Former Obama administration speech-writer-turned-podcast host, Jon Favreau, may have had the best zinger of all.

The political alum wrote:

"As a thank you for passing a $1 trillion corporate tax cut, Paul Ryan received $500,000 in campaign contributions from the Koch brothers, which would probably cover the cost of buying a Costco." was unable to reach Ketchum to ask whether she would be using the projected additional $78 in her yearly paycheck for a new Costco membership, or to pay for one she had already been using.

Presumably, if it were for a new membership, the secretary might be happy about potential additional savings she could enjoy, by buying in bulk at the wholesale warehouse club.

Of course, that argument ignores the notion that individuals who shop at those kinds of so-called "big box stores" don't actually save money in the long run, because they end up buying things they don't need.

In any case, Ryan must have felt some embarrassment over the tweet, because he ended up deleting it.

Whether you saw an increase in your paycheck this week or not, it's important to note that more money up front doesn't necessarily mean you'll get to keep it, come tax time.

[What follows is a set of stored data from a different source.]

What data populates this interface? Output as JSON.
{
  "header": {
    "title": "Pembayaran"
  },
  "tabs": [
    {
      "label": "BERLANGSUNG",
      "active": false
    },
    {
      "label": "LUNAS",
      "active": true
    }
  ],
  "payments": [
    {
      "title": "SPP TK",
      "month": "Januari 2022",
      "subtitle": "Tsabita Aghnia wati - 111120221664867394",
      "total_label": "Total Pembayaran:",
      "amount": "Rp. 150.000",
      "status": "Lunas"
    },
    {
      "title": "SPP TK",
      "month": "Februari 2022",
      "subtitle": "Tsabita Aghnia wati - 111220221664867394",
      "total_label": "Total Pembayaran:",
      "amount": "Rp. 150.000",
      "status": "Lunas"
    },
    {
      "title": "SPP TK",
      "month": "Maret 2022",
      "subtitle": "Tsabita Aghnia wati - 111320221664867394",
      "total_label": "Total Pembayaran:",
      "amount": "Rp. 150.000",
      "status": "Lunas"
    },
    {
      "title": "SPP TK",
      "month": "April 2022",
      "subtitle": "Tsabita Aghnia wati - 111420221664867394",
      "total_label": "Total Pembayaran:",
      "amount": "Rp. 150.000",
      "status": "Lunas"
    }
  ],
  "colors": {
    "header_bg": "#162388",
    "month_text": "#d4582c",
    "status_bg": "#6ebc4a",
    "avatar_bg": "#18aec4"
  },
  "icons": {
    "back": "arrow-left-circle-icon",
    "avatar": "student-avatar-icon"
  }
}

Be aware that right now, it's the effect of changes to individual paycheck withholding amounts that workers are seeing.

While these changes are meant to anticipate what effect the entire code will likely have on a worker's yearly tax liability, that's not guaranteed, because lots of other changes to the tax code also went into effect.

President Donald Trump signed the tax bill into law on December 22. Photo / AP
President Donald Trump signed the tax bill into law on December 22. Photo / AP

That means a person's overall tax bill at end of year might be different and lower than it has been in year's past, but it also might stay the same, or even require that money be paid back, if not enough was withheld by that person's employer, throughout the year.

Other tax code changes that will impact that bottom line include that the standard deduction has been doubled, but the personal exemption has been dropped.

"For families with fewer than three dependent kids, that's probably a net gain," Rick Newman said in a column, writing for Yahoo Finance.

"But for larger families it could push up their taxable income and their total tax bill."

Deductions for state and local taxes are also now capped at $10,000, which is a pretty big change for those in higher income brackets that pay state tax on that income, and for those with high state and local property or school taxes.

These kinds of deductions aren't factored into what your employer automatically withholds from your paycheck.

It's possible these new default withholding amounts may leave some underpaying, with a tax bill to even things out when they file for the 2018 year.

Individuals can still ask their employers to withhold more taxes from each paycheck if they like, if that's a concern for them.

This new tax overhaul passed the Senate with a vote of 51-48, with all yes votes coming from Republicans.

Sen. John McCain of Arizona is the only Senate Republican who did not vote for the bill, because he abstained from voting at all.

Every Senate Democrat voted no.

The bill passed the House with a vote of 227-203, again with all yes votes coming from Republicans.

No votes came from 12 Republicans and 191 Democrats, with two Democrats abstaining from the vote.

Trump signed the tax bill into law on December 22.